E-ink displays are great, but working with them can still be a bit tricky if you aren’t an OEM. [Jasper Devreker] got his hands on three e-ink shelf displays to reverse engineer.
After cracking the tag open, [Devreker] found a CC2510 microcontroller running the show. While the spec sheet shows a debug mode, this particular device has been debug locked making reading the device’s code problematic. Undaunted, he removed the decoupling capacitor from the DCOUPL pin and placed a MOSFET between it and the ground pin to perform a voltage glitch attack.
A Pi Pico was used to operate the MOSFET over PIO with the chip overclocked to 250 MHz to increase the precision and duration of the glitch. After some testing, a successful glitch pathway was found, but with only a 5% success rate. With two successive glitches in a row needed to read out a byte from the device, the process is not a fast one. Data pulled so far has shown to be valid code when fed into Ghidra, and this project page is being updated as progress continues.
If you want to delve further into hacking e-ink price tags, checkout this deep dive on the topic or this Universal E-paper Sniffer.
I would absolutely LOVE to deploy these little tags across my garage/storage room, and pantry. (Making my inventory system that not only list what is where, but actually HIGHLIGHT what I’m looking for would be a pretty big bonus.) But I haven’t yet put in the work to find a system that I can just deploy. I’ve seen some reasonably priced screens on aliexpress – but they each need a $7 driver board that’s allegedly open-source, and serial…so that is a possible solution hiding beneath a project. I’d love to find some surplus and simply deploy it, though.
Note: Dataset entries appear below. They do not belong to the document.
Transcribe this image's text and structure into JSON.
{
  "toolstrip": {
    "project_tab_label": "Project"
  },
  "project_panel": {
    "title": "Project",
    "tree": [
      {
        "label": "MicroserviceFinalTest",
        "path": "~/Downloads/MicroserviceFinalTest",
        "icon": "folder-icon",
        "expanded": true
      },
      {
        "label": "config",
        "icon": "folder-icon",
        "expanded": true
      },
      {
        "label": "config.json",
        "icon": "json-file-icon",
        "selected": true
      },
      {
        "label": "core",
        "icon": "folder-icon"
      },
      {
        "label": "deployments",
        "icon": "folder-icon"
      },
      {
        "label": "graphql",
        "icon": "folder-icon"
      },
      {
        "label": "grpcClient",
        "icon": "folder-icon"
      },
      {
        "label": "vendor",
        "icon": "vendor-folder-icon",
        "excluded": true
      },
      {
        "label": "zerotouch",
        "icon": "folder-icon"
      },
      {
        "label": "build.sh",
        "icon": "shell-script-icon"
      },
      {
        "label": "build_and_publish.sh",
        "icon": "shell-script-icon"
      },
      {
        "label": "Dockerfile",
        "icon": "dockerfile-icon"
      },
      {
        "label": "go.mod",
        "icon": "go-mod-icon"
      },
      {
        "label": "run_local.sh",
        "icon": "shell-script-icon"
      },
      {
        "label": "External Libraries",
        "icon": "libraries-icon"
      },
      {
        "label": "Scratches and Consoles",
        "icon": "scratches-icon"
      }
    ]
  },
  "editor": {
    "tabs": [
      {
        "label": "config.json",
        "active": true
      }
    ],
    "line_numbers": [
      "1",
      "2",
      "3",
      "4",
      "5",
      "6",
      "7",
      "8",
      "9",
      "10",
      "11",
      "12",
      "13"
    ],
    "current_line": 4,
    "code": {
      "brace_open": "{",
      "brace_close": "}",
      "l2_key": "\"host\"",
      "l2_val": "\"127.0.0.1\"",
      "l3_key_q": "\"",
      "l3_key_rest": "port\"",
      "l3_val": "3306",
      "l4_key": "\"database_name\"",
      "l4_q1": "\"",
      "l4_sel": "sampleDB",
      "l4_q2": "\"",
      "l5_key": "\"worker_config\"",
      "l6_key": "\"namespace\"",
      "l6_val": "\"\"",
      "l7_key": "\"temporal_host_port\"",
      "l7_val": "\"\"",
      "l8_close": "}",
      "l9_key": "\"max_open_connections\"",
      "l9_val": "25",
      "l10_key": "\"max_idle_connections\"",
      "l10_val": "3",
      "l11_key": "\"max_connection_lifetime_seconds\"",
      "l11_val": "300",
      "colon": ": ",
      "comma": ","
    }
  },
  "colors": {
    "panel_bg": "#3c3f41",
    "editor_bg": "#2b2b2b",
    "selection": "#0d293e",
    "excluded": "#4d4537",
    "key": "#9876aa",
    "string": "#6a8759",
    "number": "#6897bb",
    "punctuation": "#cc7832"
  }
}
With a 50x overpowered resistor attached for the “highlighting” functionality.
I started (Yesterday) sticking custom stickers to all my storage containers with text and QR codes linking to an inventory website. Hope this will end my storage chaos!
Indexing the storage containers is clever. I assume you have an easy way to update the database when you add something new to a container? What are you using to do the database portion?
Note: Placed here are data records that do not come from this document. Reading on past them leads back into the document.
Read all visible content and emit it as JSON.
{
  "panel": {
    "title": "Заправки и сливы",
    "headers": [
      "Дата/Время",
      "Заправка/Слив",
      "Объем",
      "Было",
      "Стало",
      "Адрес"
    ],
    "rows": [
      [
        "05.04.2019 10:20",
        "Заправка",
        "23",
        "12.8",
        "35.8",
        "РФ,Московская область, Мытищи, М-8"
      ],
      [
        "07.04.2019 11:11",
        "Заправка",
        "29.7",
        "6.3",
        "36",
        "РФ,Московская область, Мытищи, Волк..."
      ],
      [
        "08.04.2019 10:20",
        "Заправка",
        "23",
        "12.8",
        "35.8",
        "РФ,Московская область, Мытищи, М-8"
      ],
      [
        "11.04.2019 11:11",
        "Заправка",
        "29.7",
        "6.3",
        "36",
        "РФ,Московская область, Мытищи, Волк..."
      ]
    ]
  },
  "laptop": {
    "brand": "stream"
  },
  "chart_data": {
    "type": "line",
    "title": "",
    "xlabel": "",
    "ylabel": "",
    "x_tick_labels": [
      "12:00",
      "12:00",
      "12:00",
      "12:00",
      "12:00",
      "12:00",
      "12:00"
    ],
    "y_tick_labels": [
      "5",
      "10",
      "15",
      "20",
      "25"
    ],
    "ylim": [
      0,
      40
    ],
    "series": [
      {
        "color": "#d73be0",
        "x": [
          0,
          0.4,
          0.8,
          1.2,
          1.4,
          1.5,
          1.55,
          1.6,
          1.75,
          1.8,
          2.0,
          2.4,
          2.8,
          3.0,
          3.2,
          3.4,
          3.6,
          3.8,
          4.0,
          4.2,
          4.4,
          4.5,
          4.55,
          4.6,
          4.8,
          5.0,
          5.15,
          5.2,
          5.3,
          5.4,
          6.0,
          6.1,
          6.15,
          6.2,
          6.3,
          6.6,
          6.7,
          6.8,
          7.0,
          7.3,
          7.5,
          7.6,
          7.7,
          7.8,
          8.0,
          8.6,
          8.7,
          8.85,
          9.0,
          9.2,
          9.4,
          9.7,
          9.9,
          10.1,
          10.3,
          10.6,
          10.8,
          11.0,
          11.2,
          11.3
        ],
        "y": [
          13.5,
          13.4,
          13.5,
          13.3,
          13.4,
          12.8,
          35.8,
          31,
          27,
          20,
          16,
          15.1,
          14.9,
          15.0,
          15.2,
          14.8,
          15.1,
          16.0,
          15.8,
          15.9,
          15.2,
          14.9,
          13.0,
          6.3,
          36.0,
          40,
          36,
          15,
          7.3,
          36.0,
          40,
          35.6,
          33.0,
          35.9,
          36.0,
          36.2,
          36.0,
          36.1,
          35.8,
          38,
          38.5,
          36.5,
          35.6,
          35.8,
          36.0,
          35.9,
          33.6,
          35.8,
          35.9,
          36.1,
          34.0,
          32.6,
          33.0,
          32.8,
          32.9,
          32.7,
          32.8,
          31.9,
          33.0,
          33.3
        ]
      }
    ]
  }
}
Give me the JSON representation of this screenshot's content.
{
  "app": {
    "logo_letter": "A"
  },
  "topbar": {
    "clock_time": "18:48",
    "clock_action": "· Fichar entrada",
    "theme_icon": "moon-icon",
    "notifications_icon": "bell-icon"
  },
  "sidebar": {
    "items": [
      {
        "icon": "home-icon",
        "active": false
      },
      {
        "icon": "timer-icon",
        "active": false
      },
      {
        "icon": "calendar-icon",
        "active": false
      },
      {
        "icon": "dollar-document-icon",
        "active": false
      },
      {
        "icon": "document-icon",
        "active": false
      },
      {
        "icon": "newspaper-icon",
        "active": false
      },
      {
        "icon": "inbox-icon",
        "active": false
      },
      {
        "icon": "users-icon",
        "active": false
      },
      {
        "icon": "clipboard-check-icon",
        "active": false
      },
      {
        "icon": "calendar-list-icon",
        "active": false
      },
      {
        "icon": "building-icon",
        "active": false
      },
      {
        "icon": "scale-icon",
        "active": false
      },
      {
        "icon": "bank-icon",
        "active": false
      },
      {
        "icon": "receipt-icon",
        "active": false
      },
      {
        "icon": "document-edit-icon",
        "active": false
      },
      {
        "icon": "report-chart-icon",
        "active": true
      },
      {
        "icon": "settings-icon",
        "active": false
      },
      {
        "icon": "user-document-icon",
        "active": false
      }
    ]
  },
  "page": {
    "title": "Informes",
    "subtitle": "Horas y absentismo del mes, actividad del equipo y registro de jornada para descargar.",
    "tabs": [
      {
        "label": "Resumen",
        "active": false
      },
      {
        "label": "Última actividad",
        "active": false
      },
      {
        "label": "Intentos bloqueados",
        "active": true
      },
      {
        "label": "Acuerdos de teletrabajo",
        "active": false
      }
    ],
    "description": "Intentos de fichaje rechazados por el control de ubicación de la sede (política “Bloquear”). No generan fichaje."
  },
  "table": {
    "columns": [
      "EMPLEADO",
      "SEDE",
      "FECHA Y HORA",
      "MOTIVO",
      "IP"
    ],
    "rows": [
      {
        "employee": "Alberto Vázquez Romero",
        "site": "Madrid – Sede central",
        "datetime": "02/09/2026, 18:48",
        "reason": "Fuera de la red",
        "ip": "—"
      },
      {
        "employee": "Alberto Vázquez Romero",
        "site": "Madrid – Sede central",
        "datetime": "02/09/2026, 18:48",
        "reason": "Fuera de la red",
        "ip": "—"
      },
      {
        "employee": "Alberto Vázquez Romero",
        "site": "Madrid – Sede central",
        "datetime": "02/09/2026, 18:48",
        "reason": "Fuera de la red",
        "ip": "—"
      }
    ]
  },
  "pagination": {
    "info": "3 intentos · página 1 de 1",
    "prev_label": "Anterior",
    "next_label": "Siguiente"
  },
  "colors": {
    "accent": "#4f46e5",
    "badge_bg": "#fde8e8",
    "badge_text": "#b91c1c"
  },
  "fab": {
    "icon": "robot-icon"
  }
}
I’ve been wanting to do this, too. Seconding [Navarre’s] question concerning your DB solution.
I think a a dynamic QR library checkout type system would do wonders for me. I currently have a paper sheet attached to each of my storage boxes that at least tells me what should be in each box. Discrepancy almost always starts with me not returing things to their originating place. Often because I retrieve it from a really heavy location.